A Hybrid Transmission–IMPT Planning Approach for Efficient Proton Treatment of Extremity and Metastatic Bone Targets
Abstract
Purpose
Proton transmission fields, treating through the target rather than stopping spots in the target, have a substantial but largely unrealized clinical potential, offering inherently robust delivery with minimal range uncertainty and faster treatment times. To improve delivery efficiency and reduce patient on‑table time for palliative and metastatic bony targets, we evaluated a hybrid proton therapy planning strategy integrating transmission fields with intensity modulated proton therapy (IMPT) fields. The goal was to reduce the total number of energy layers relative to each patient’s reference IMPT plan while maintaining target coverage and robustness. This study aimed to determine if leveraging this approach could maintain high‑quality dose distributions while enabling more rapid treatments.
Methods
Ten IMPT patients, primarily extremity targets, were retrospectively planned in RayStation v23b using a hybrid planning approach.

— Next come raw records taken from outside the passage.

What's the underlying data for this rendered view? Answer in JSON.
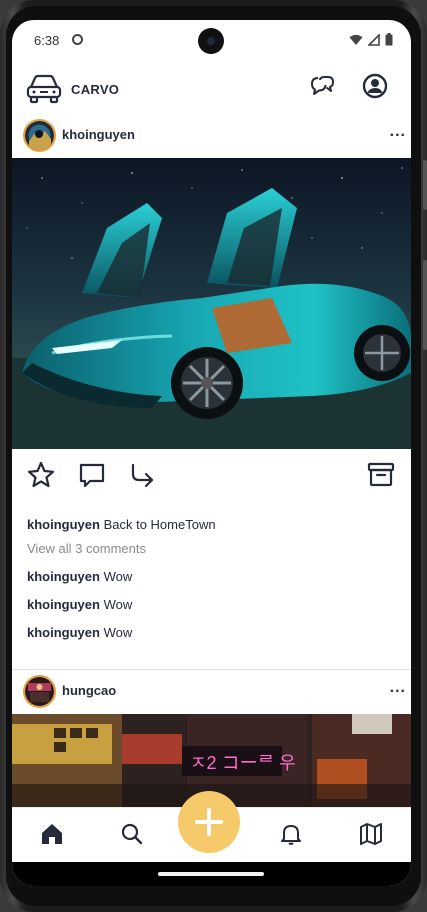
{
  "status_bar": {
    "time": "6:38"
  },
  "header": {
    "brand": "CARVO",
    "logo_icon": "car-icon",
    "chat_icon": "chat-bubbles-icon",
    "profile_icon": "user-circle-icon"
  },
  "posts": [
    {
      "username": "khoinguyen",
      "more_label": "...",
      "image_alt": "teal supercar with butterfly doors open under a starry sky",
      "caption_user": "khoinguyen",
      "caption_text": "Back to HomeTown",
      "view_comments": "View all 3 comments",
      "comments": [
        {
          "user": "khoinguyen",
          "text": "Wow"
        },
        {
          "user": "khoinguyen",
          "text": "Wow"
        },
        {
          "user": "khoinguyen",
          "text": "Wow"
        }
      ]
    },
    {
      "username": "hungcao",
      "more_label": "...",
      "image_alt": "neon-lit street at night"
    }
  ],
  "actions": {
    "icons": [
      "star-icon",
      "comment-icon",
      "share-icon",
      "archive-icon"
    ]
  },
  "bottom_nav": {
    "items": [
      "home-icon",
      "search-icon",
      "add-icon",
      "bell-icon",
      "map-icon"
    ]
  },
  "colors": {
    "brand_dark": "#262b3c",
    "fab": "#f6c96b",
    "avatar_ring": "#e7a23b",
    "muted_text": "#8a8a8a"
  }
}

For each case, a proton transmission field was forward planned to deliver 30–35% of the prescription dose. The remaining dose was planned with a single IMPT field inversely optimized to meet coverage goals and complement the transmission component. Hybrid plans were compared with IMPT‑only plans based on target coverage, robustness to setup and range uncertainties, and total delivery time obtained from machine‑recorded data.
Results
Hybrid plans achieved target coverage and robustness comparable to IMPT‑only plans. Dosimetric quality was preserved across all cases, with no clinically meaningful differences in target coverage. As expected, integral dose increases in the hybrid plans, but the treatment sites were sufficiently far from critical OARs. Delivery time was reduced by an average of 39.3%, driven by a substantial decrease in energy layers.
Conclusion
These findings highlight the practicality of integrating proton transmission fields and IMPT fields in clinically appropriate scenarios. By preserving high‑quality dose distributions and enabling significantly faster treatments, this underutilized treatment planning approach demonstrated potential clinical value that may improve workflow efficiency.